When I started writing my stuff, it was a bit like Bedroom Pop. That’s not what I had in mind necessarily, but people like Mac Demarco and Clairo were coming up. I guess it’s a reflex for publications to have a snappy title, but that’s not what I’m interested in because it’s not as fun.
I’m a student of music before I’m a creator of it; I want to learn as much as I can, and my music brain spreads into all of these places intuitively. I think people have reacted well to that, especially now the EP is out. When you have three songs out, people can’t really have a favourite song. I have a few more, now people have favourites for different reasons; it’s not just the aesthetic they’re liking, but the message. We’re all a bit schizophrenic, my music is a reflection of that.
How plugged into the insights and data of your streaming and socials platforms are you?
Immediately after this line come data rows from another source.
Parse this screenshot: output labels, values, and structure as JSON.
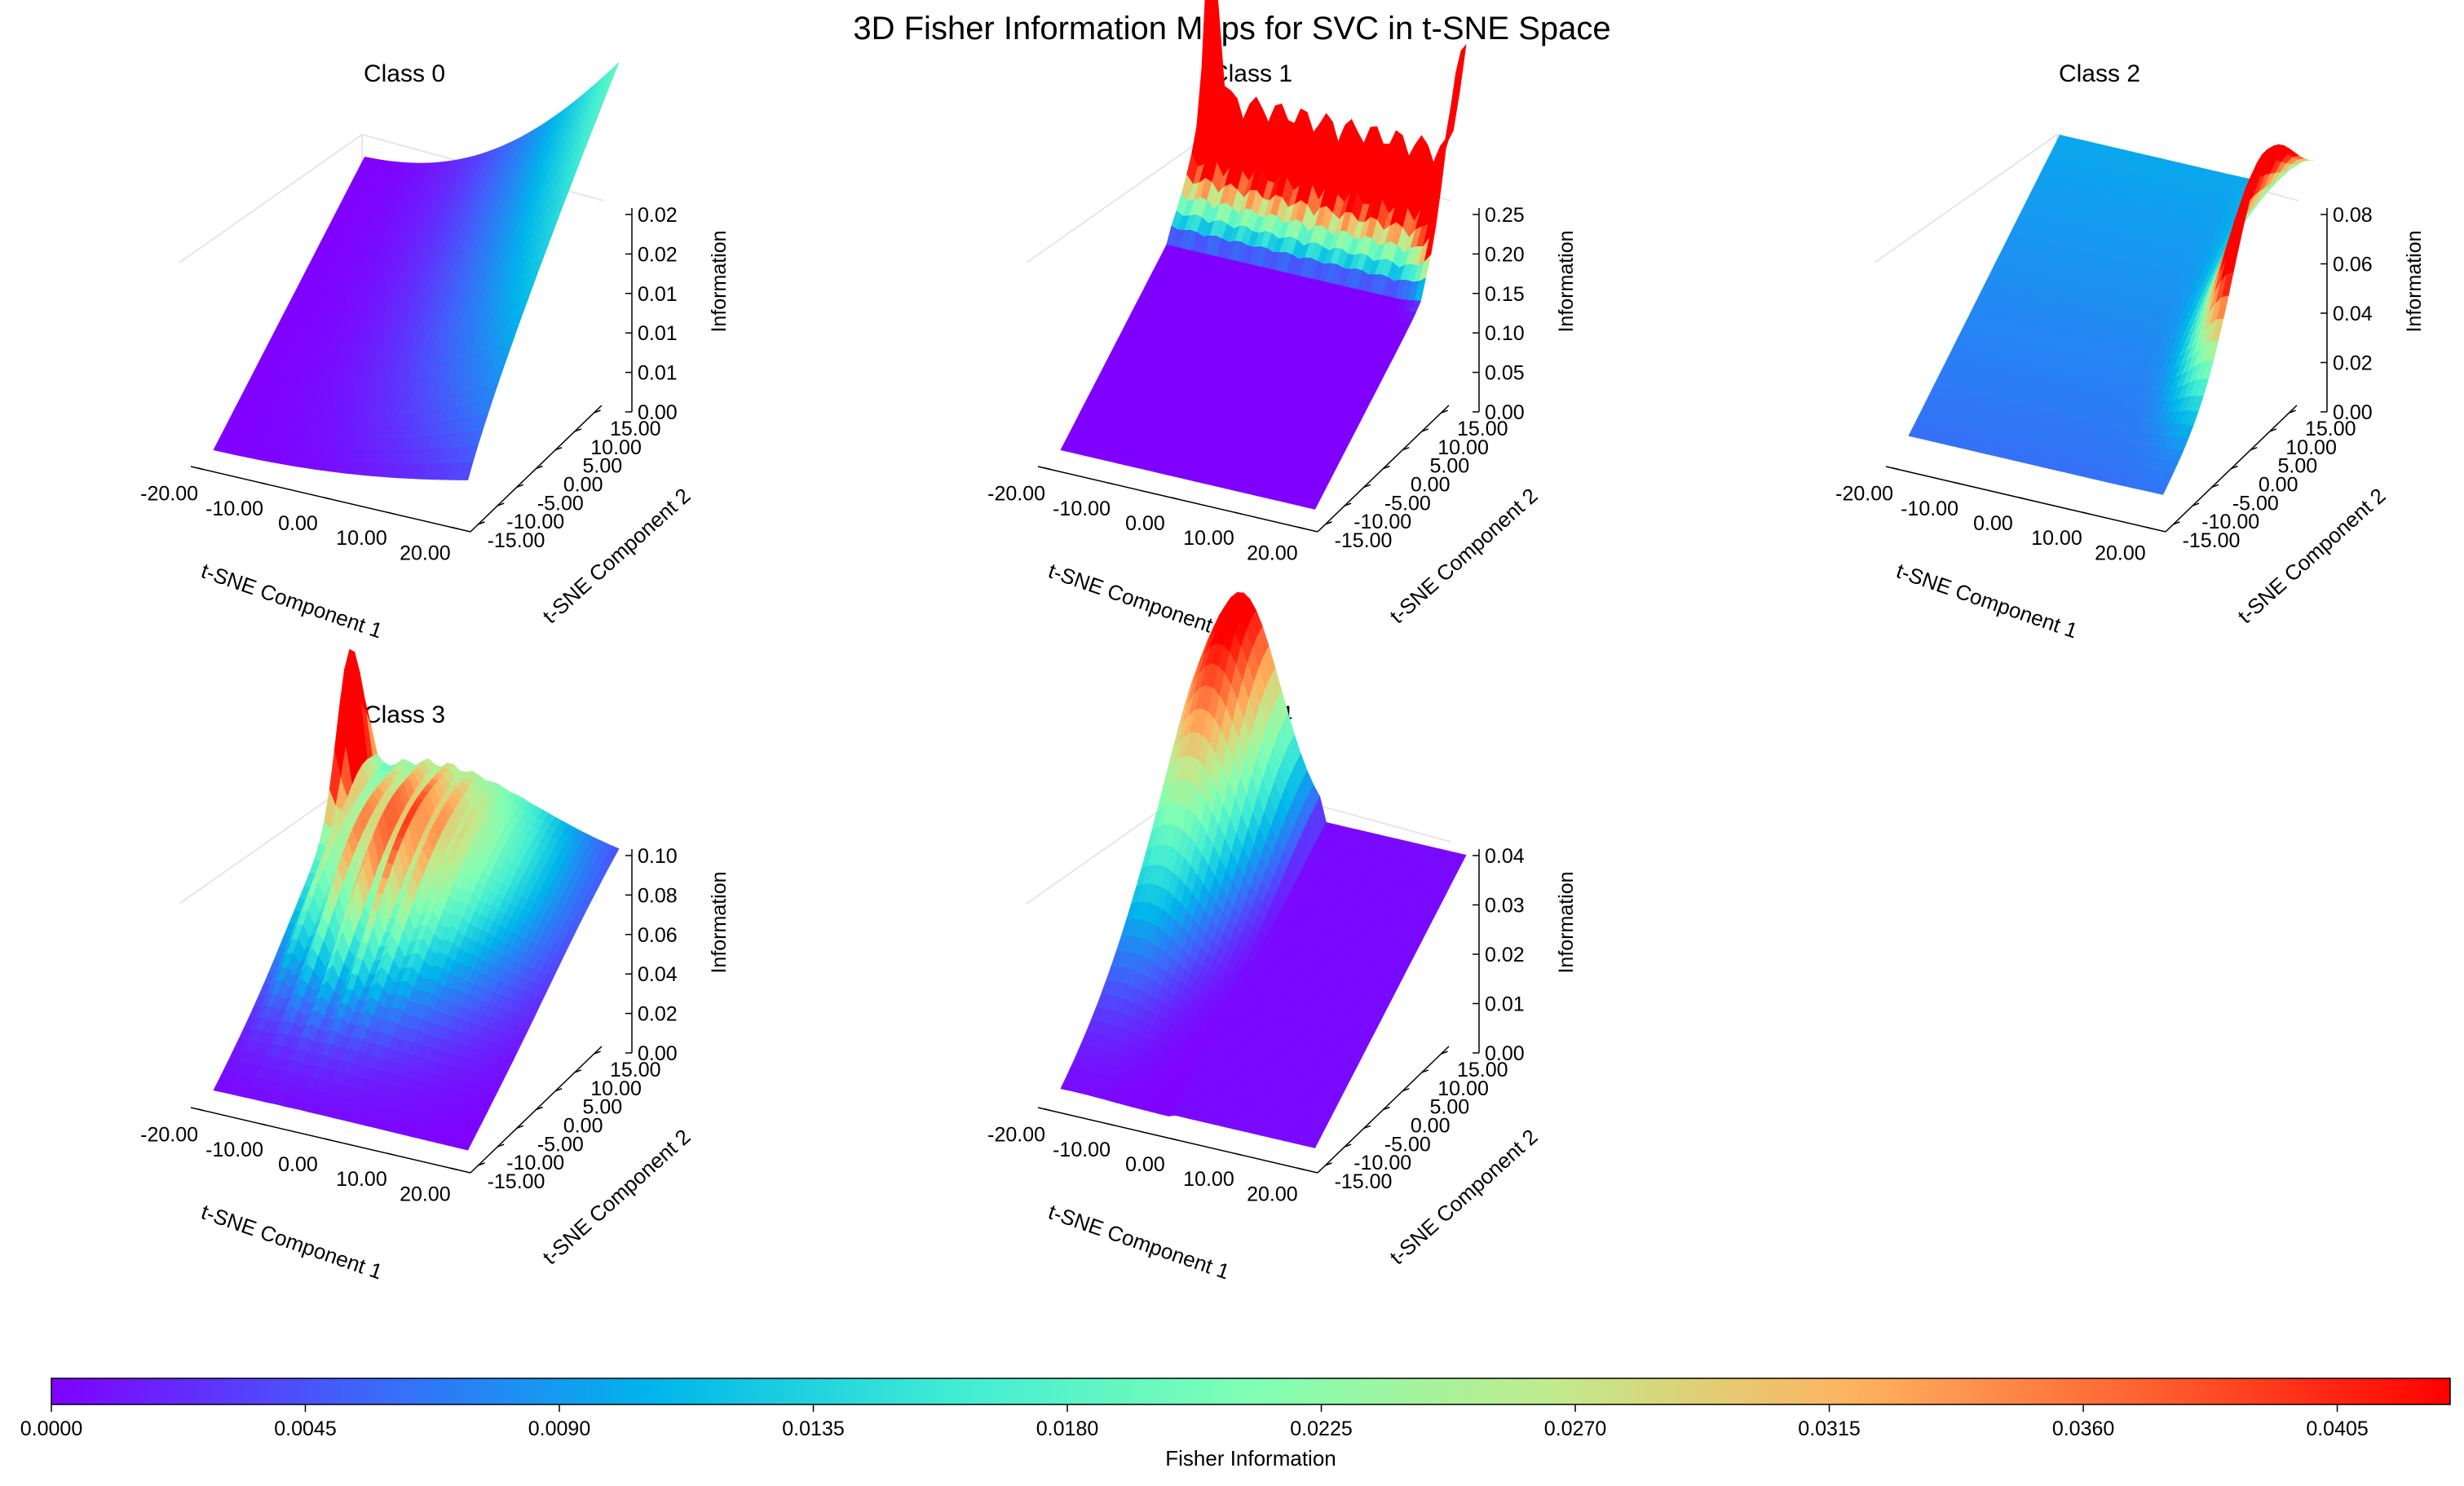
{
  "figure": {
    "title": "3D Fisher Information Maps for SVC in t-SNE Space"
  },
  "chart_data": [
    {
      "type": "surface3d",
      "title": "Class 0",
      "xlabel": "t-SNE Component 1",
      "ylabel": "t-SNE Component 2",
      "zlabel": "Information",
      "xticks": [
        "-20.00",
        "-10.00",
        "0.00",
        "10.00",
        "20.00"
      ],
      "yticks": [
        "-15.00",
        "-10.00",
        "-5.00",
        "0.00",
        "5.00",
        "10.00",
        "15.00"
      ],
      "zticks": [
        "0.00",
        "0.01",
        "0.01",
        "0.01",
        "0.02",
        "0.02"
      ],
      "xlim": [
        -22,
        22
      ],
      "ylim": [
        -17,
        17
      ],
      "zlim": [
        0,
        0.025
      ],
      "peak": {
        "value": 0.022,
        "location": "x≈20, y≈15"
      },
      "description_shape": "smooth ramp rising toward high x / high y"
    },
    {
      "type": "surface3d",
      "title": "Class 1",
      "xlabel": "t-SNE Component 1",
      "ylabel": "t-SNE Component 2",
      "zlabel": "Information",
      "xticks": [
        "-20.00",
        "-10.00",
        "0.00",
        "10.00",
        "20.00"
      ],
      "yticks": [
        "-15.00",
        "-10.00",
        "-5.00",
        "0.00",
        "5.00",
        "10.00",
        "15.00"
      ],
      "zticks": [
        "0.00",
        "0.05",
        "0.10",
        "0.15",
        "0.20",
        "0.25"
      ],
      "xlim": [
        -22,
        22
      ],
      "ylim": [
        -17,
        17
      ],
      "zlim": [
        0,
        0.26
      ],
      "peak": {
        "value": 0.25,
        "location": "x≈-20, y≈15"
      }
    },
    {
      "type": "surface3d",
      "title": "Class 2",
      "xlabel": "t-SNE Component 1",
      "ylabel": "t-SNE Component 2",
      "zlabel": "Information",
      "xticks": [
        "-20.00",
        "-10.00",
        "0.00",
        "10.00",
        "20.00"
      ],
      "yticks": [
        "-15.00",
        "-10.00",
        "-5.00",
        "0.00",
        "5.00",
        "10.00",
        "15.00"
      ],
      "zticks": [
        "0.00",
        "0.02",
        "0.04",
        "0.06",
        "0.08"
      ],
      "xlim": [
        -22,
        22
      ],
      "ylim": [
        -17,
        17
      ],
      "zlim": [
        0,
        0.09
      ],
      "peak": {
        "value": 0.06,
        "location": "x≈20, y≈5"
      }
    },
    {
      "type": "surface3d",
      "title": "Class 3",
      "xlabel": "t-SNE Component 1",
      "ylabel": "t-SNE Component 2",
      "zlabel": "Information",
      "xticks": [
        "-20.00",
        "-10.00",
        "0.00",
        "10.00",
        "20.00"
      ],
      "yticks": [
        "-15.00",
        "-10.00",
        "-5.00",
        "0.00",
        "5.00",
        "10.00",
        "15.00"
      ],
      "zticks": [
        "0.00",
        "0.02",
        "0.04",
        "0.06",
        "0.08",
        "0.10"
      ],
      "xlim": [
        -22,
        22
      ],
      "ylim": [
        -17,
        17
      ],
      "zlim": [
        0,
        0.1
      ],
      "peak": {
        "value": 0.07,
        "location": "x≈-20, y≈12"
      }
    },
    {
      "type": "surface3d",
      "title": "Class 4",
      "xlabel": "t-SNE Component 1",
      "ylabel": "t-SNE Component 2",
      "zlabel": "Information",
      "xticks": [
        "-20.00",
        "-10.00",
        "0.00",
        "10.00",
        "20.00"
      ],
      "yticks": [
        "-15.00",
        "-10.00",
        "-5.00",
        "0.00",
        "5.00",
        "10.00",
        "15.00"
      ],
      "zticks": [
        "0.00",
        "0.01",
        "0.02",
        "0.03",
        "0.04"
      ],
      "xlim": [
        -22,
        22
      ],
      "ylim": [
        -17,
        17
      ],
      "zlim": [
        0,
        0.043
      ],
      "peak": {
        "value": 0.04,
        "location": "x≈-15, y≈15"
      }
    }
  ],
  "colorbar": {
    "label": "Fisher Information",
    "colormap": "rainbow",
    "range": [
      0,
      0.0425
    ],
    "ticks": [
      "0.0000",
      "0.0045",
      "0.0090",
      "0.0135",
      "0.0180",
      "0.0225",
      "0.0270",
      "0.0315",
      "0.0360",
      "0.0405"
    ],
    "colors": [
      "#8000ff",
      "#4062fa",
      "#00b5eb",
      "#40ecd4",
      "#80ffb4",
      "#c0eb8d",
      "#ffb360",
      "#ff6030",
      "#ff0000"
    ]
  }
}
I check it like a fiend. Some people wake up and they check Instagram, the first thing I do when I wake up is check Spotify For Artists. But the numbers are so unfulfilling, because that’s all they are. You get that little dopamine rush and it’s nice that you’re getting streams, but I’ve never looked at my streaming numbers and been like “I can die now”.
What does motivate me is engaging with people on social media; just recently, some people made a completely fan-made discord server that’s really well organised. They added 50-60 people before I joined, and it’s all people from Bangladesh - from rural areas too.
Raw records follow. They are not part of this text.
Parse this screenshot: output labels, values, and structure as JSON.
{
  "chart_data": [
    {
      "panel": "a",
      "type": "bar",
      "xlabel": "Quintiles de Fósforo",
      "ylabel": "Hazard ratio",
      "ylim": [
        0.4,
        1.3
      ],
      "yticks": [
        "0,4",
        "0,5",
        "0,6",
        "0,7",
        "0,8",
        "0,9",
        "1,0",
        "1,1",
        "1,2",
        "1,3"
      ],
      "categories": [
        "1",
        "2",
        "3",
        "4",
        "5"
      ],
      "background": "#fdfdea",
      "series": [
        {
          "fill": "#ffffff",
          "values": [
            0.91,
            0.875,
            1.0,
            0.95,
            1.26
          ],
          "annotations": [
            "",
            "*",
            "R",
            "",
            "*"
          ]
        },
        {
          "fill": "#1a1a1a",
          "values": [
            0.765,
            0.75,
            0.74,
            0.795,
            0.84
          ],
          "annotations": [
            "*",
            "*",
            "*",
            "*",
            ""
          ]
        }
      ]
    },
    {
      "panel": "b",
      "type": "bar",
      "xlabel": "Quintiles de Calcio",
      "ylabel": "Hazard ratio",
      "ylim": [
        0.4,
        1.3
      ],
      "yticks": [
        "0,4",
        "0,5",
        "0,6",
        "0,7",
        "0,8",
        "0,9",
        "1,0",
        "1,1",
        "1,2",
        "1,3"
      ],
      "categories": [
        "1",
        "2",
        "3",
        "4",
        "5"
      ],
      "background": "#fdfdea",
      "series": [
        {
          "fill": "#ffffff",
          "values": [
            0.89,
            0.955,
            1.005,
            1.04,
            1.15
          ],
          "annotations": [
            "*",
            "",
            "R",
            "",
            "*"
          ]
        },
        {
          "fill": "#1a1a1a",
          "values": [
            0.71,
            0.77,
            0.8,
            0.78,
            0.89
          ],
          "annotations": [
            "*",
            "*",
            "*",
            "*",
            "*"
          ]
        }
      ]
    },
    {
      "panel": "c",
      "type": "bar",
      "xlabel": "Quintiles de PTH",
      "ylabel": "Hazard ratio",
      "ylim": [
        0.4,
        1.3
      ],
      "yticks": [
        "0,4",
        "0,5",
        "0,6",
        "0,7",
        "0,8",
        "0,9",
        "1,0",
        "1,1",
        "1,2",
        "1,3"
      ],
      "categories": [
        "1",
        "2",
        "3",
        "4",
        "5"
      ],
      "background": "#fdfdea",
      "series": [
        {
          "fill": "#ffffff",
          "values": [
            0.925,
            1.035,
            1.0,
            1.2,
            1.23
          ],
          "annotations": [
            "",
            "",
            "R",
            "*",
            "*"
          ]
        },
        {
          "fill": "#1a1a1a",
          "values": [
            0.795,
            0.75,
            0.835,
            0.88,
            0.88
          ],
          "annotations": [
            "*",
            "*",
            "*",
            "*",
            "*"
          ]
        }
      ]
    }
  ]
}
We did a Spotify canvas campaign where people played my song 'Amar Jaan' and did a video of their view from the roof. I was in lockdown back then and a lot of other people were also in lockdown, so I was like ‘send me a video of your view’ and I’ll make it my Spotify canvas for the week. We got people from all over the world to send in videos, and it was beautiful to see their views. That’s how I make it fulfilling, statistics don’t feel fulfilling for me.
How have your goals changed since you released your EP?
It was so hard to gauge my expectations, being Bangladeshi, I don’t know anyone who looks like me who has made it. If I was to ‘make it’ internationally, it would be a completely unique thing. My expectations were very muddled. Of course, there was that part of me who was like “I want to be like Kanye, I want to sell out stadiums and go all over the world”. Now, my expectations are a lot less muddled, right now I have solidified my message and I know where that can take me better than I did back then.
I know that I’m not making pop music - if I get on the charts, ‘hallelujah’ - but this isn’t necessarily the type of music that is going to blow up. My message is going to be one of sincerity, sharing the Bangladeshi experience and being really sincere about how messed up the world is. I know where that can take me now, because I’ve seen how people react to it. I don’t want to be a Kanye, I want to be a Dameer.